Carlo Cambi Giornalista, Direttore di Repubblica Viaggi

Buongiorno a tutti. Cercherò di non essere invasivo in questa conduzione, anche se non mi riesce sempre di rispettare il ruolo di moderatore, ne preferisco un altro, quello del provocatore. Il titolo della nostra tavola rotonda è "Vetrina della società italiana all’estero. Raccontare Bologna". Francamente credo che avremo altri spunti dagli interventi dei nostri relatori, perché se ci limitassimo a questo tema forse ci vorrebbe a questo tavolo Vasco Rossi, un ingegnere della Ferrari, quelli che sono gli stereotipi del nostro paese nel resto del mondo.
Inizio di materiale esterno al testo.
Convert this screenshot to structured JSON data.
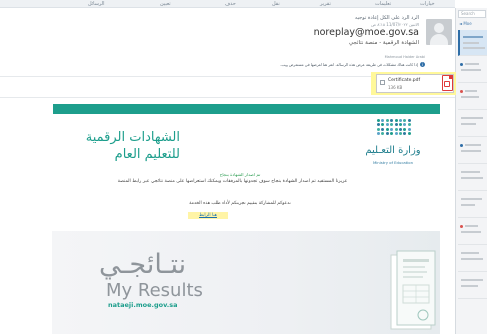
{
  "topbar": {
    "items": [
      "الرسائل",
      "تعيين",
      "حذف",
      "نقل",
      "تقرير",
      "تعليمات",
      "خيارات"
    ]
  },
  "search_pane": {
    "search_placeholder": "Search",
    "more_label": "◄ Moe",
    "items": 10,
    "accent_color": "#2f6ea7"
  },
  "message_header": {
    "actions": "الرد  الرد على الكل  إعادة توجيه",
    "date": "الاثنين 11/07/٢٠٢٢ ٨:١٥ ص",
    "sender_email": "noreplay@moe.gov.sa",
    "sender_name": "الشهادة الرقمية - منصة نتائجي",
    "recipient": "Mahmoud Haider Arabi",
    "info_text": "إذا كانت هناك مشكلات في طريقة عرض هذه الرسالة، انقر هنا لعرضها في مستعرض ويب."
  },
  "attachment": {
    "file_name": "Certificate.pdf",
    "file_size": "136 KB",
    "icon": "pdf-file-icon",
    "highlight_color": "#fff89a"
  },
  "email": {
    "brand_color": "#1d9e8c",
    "logo": {
      "arabic": "وزارة التعـليم",
      "english": "Ministry of Education"
    },
    "title_line1": "الشهادات الرقمية",
    "title_line2": "للتعليم العام",
    "greeting": "تم اصدار الشهادة بنجاح",
    "paragraph": "عزيزنا المستفيد تم اصدار الشهادة بنجاح سوف تجدونها بالمرفقات ويمكنك استعراضها على منصة نتائجي عبر رابط المنصة",
    "survey_invite": "ندعوكم للمشاركة بتقييم تجربتكم لأداء طلب هذه الخدمة",
    "survey_link": "هنا الرابط",
    "banner": {
      "arabic": "نتـائجـي",
      "english": "My Results",
      "url": "nataeji.moe.gov.sa"
    }
  }
}
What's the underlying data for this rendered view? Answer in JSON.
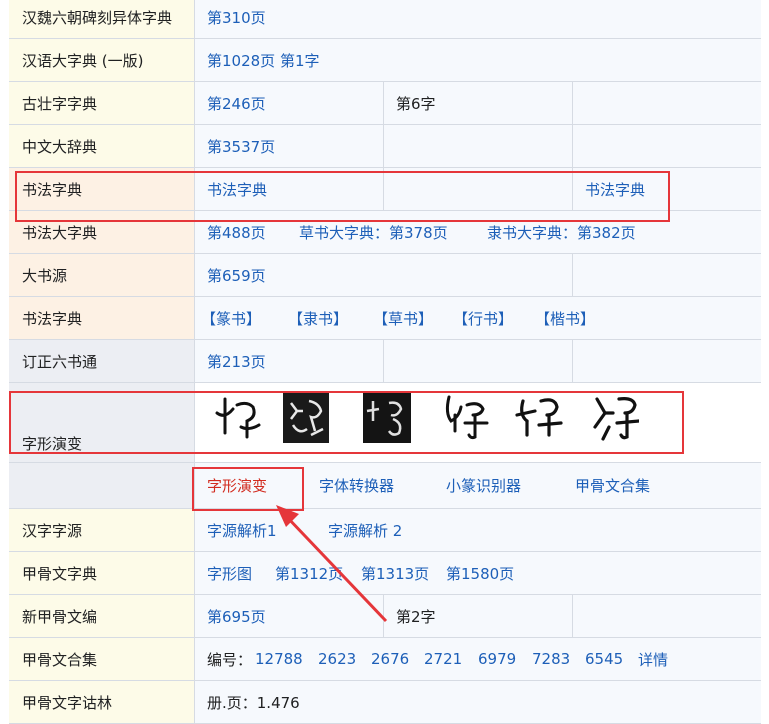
{
  "rows": {
    "r0": {
      "label": "汉魏六朝碑刻异体字典",
      "c1": "第310页"
    },
    "r1": {
      "label": "汉语大字典 (一版)",
      "c1": "第1028页 第1字"
    },
    "r2": {
      "label": "古壮字字典",
      "c1": "第246页",
      "c2": "第6字"
    },
    "r3": {
      "label": "中文大辞典",
      "c1": "第3537页"
    },
    "r4": {
      "label": "书法字典",
      "c1": "书法字典",
      "c3": "书法字典"
    },
    "r5": {
      "label": "书法大字典",
      "c1": "第488页",
      "c2": "草书大字典：第378页",
      "c3": "隶书大字典：第382页"
    },
    "r6": {
      "label": "大书源",
      "c1": "第659页"
    },
    "r7": {
      "label": "书法字典",
      "s1": "【篆书】",
      "s2": "【隶书】",
      "s3": "【草书】",
      "s4": "【行书】",
      "s5": "【楷书】"
    },
    "r8": {
      "label": "订正六书通",
      "c1": "第213页"
    },
    "r9": {
      "label": "字形演变",
      "glyphs": [
        "oracle-glyph-1",
        "oracle-glyph-2",
        "oracle-glyph-3",
        "oracle-glyph-4",
        "oracle-glyph-5",
        "oracle-glyph-6"
      ]
    },
    "r10": {
      "l1": "字形演变",
      "l2": "字体转换器",
      "l3": "小篆识别器",
      "l4": "甲骨文合集"
    },
    "r11": {
      "label": "汉字字源",
      "c1": "字源解析1",
      "c2": "字源解析 2"
    },
    "r12": {
      "label": "甲骨文字典",
      "c1": "字形图",
      "c2": "第1312页",
      "c3": "第1313页",
      "c4": "第1580页"
    },
    "r13": {
      "label": "新甲骨文编",
      "c1": "第695页",
      "c2": "第2字"
    },
    "r14": {
      "label": "甲骨文合集",
      "prefix": "编号：",
      "n1": "12788",
      "n2": "2623",
      "n3": "2676",
      "n4": "2721",
      "n5": "6979",
      "n6": "7283",
      "n7": "6545",
      "more": "详情"
    },
    "r15": {
      "label": "甲骨文字诂林",
      "c1": "册.页：1.476"
    }
  },
  "colors": {
    "link": "#1d5fb8",
    "highlight": "#e5363a",
    "active_link": "#d22b1f"
  }
}
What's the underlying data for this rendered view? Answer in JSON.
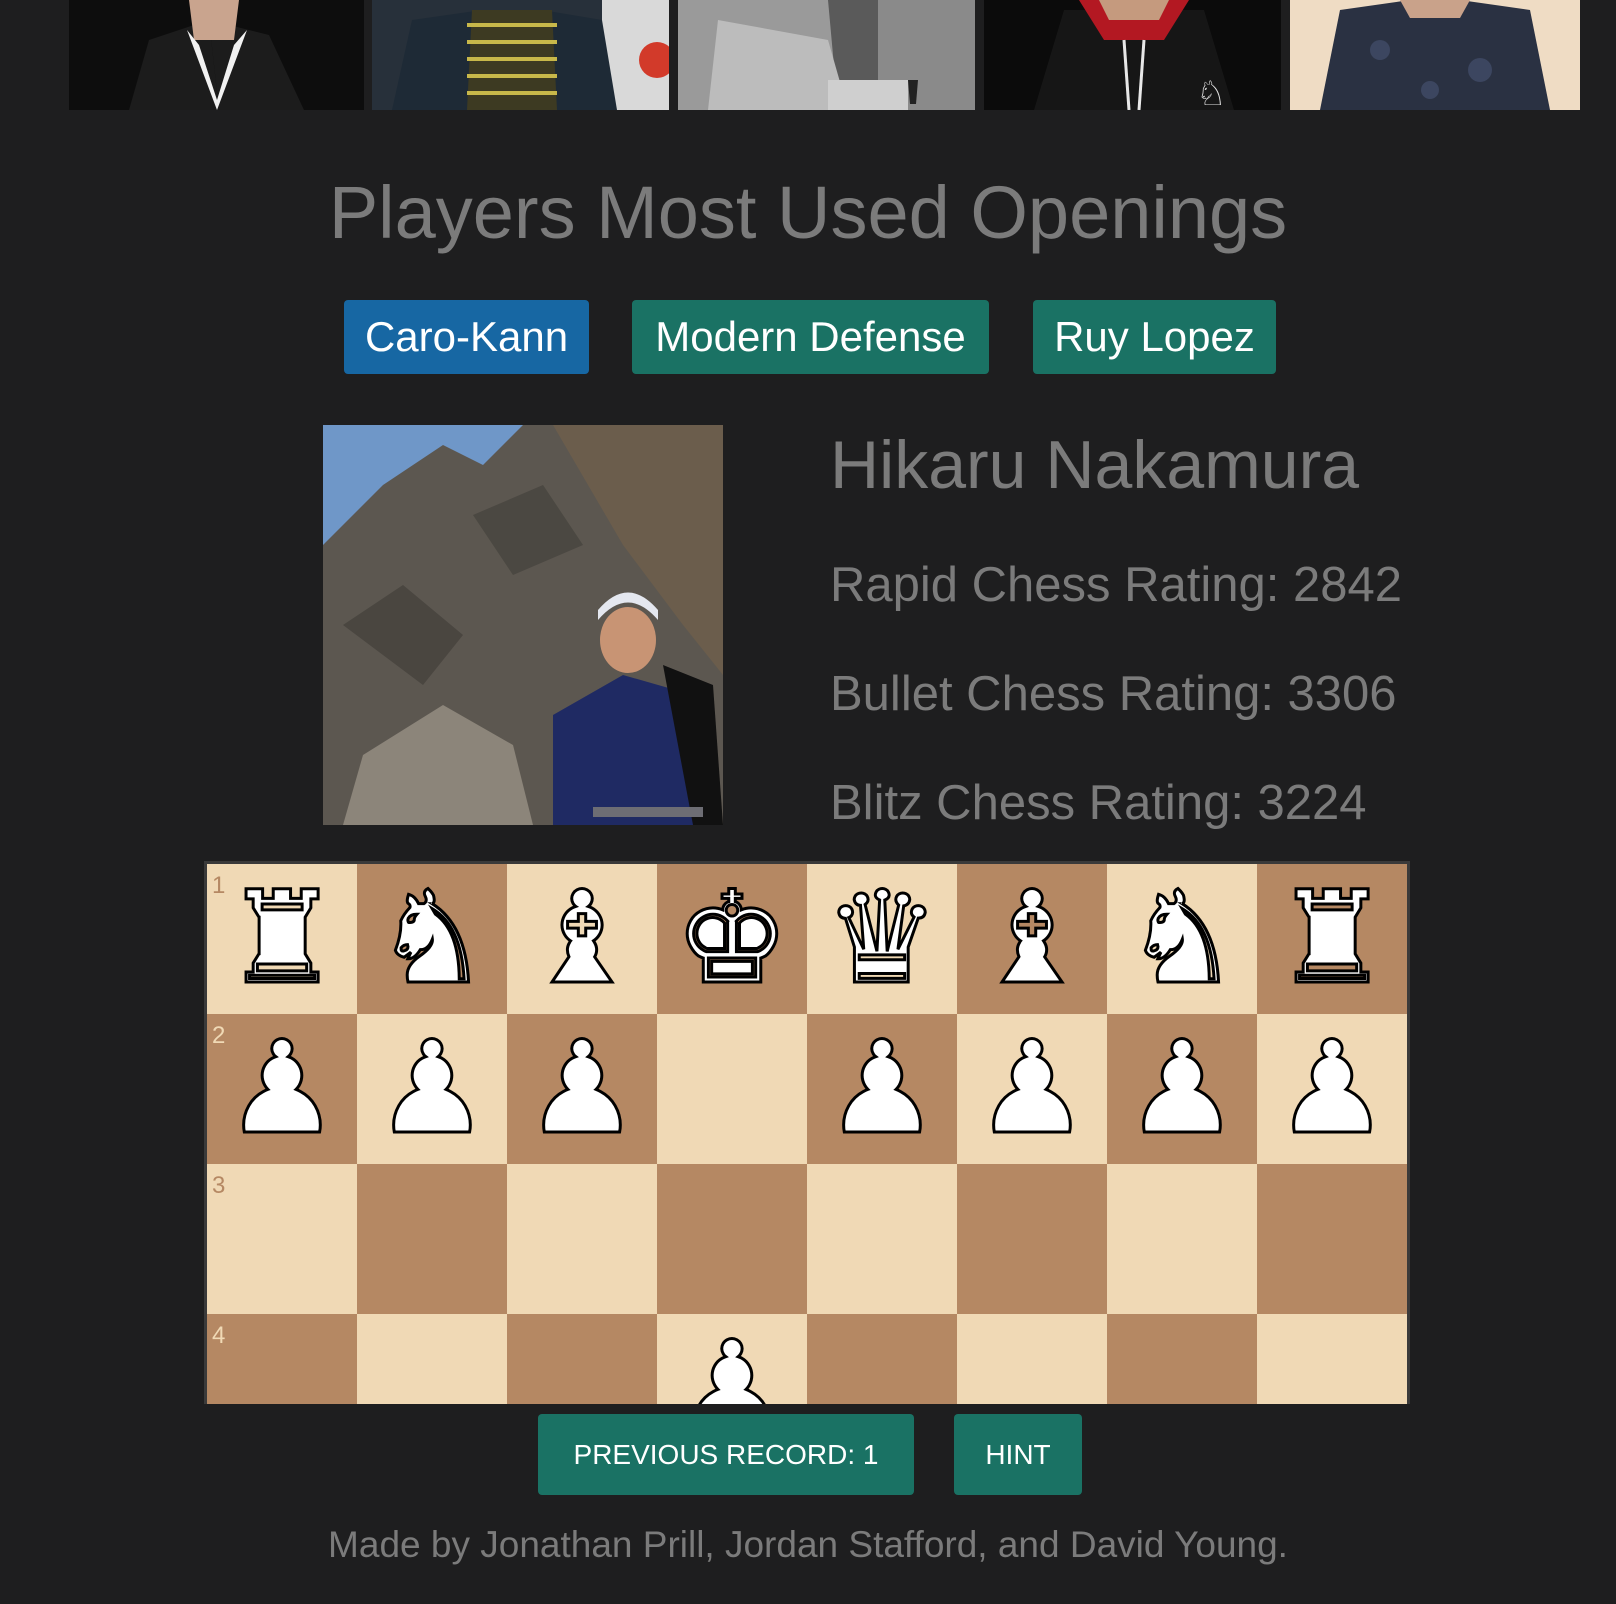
{
  "header": {
    "photos": [
      {
        "name": "player-photo-1"
      },
      {
        "name": "player-photo-2"
      },
      {
        "name": "player-photo-3"
      },
      {
        "name": "player-photo-4"
      },
      {
        "name": "player-photo-5"
      }
    ]
  },
  "title": "Players Most Used Openings",
  "openings": [
    {
      "label": "Caro-Kann",
      "color": "#1767a3",
      "selected": true
    },
    {
      "label": "Modern Defense",
      "color": "#1a7264",
      "selected": false
    },
    {
      "label": "Ruy Lopez",
      "color": "#1a7264",
      "selected": false
    }
  ],
  "player": {
    "name": "Hikaru Nakamura",
    "ratings": [
      "Rapid Chess Rating: 2842",
      "Bullet Chess Rating: 3306",
      "Blitz Chess Rating: 3224"
    ]
  },
  "board": {
    "rank_labels": [
      "1",
      "2",
      "3",
      "4"
    ],
    "rows": [
      [
        "rook",
        "knight",
        "bishop",
        "king",
        "queen",
        "bishop",
        "knight",
        "rook"
      ],
      [
        "pawn",
        "pawn",
        "pawn",
        "",
        "pawn",
        "pawn",
        "pawn",
        "pawn"
      ],
      [
        "",
        "",
        "",
        "",
        "",
        "",
        "",
        ""
      ],
      [
        "",
        "",
        "",
        "pawn",
        "",
        "",
        "",
        ""
      ]
    ],
    "colors": {
      "light": "#f0d9b5",
      "dark": "#b58863"
    }
  },
  "buttons": {
    "previous_record": "PREVIOUS RECORD: 1",
    "hint": "HINT"
  },
  "footer": "Made by Jonathan Prill, Jordan Stafford, and David Young."
}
Io non sono affatto d’accordo che raccontare l’essenza della cultura del nostro paese all’estero possa essere messo in vetrina; in questi tempi – a proposito, mi faccio pubblicità: dopo Repubblica Viaggi è nato pure il sito Internet che si chiama www.eviaggi.com dove, fra l’altro c’è uno speciale abbastanza corposo dedicato a Bologna 2000 capitale della cultura europea, se lo volete vedere dovete fare demo perché ancora è in Intranet e non in Internet, debutterà fra una ventina di giorni – sono convinto che le vetrine non funzionino più, si deve avere il coraggio di portare le nostre idee, i nostri patrimoni culturali, virtuali e d’immaginario fuori dalle città, è assolutamente stupido pretendere che uno venga a Bologna e da qua percepisca che cos’è l’Italia, ben che gli vada può percepire un’idea della città di Bologna nel corso dei secoli, perché altrimenti gli apparati di rappresentatività e rappresentazione, le capacità di dialogo che un singolo territorio dovrebbe avere per essere in vetrina sono infinite.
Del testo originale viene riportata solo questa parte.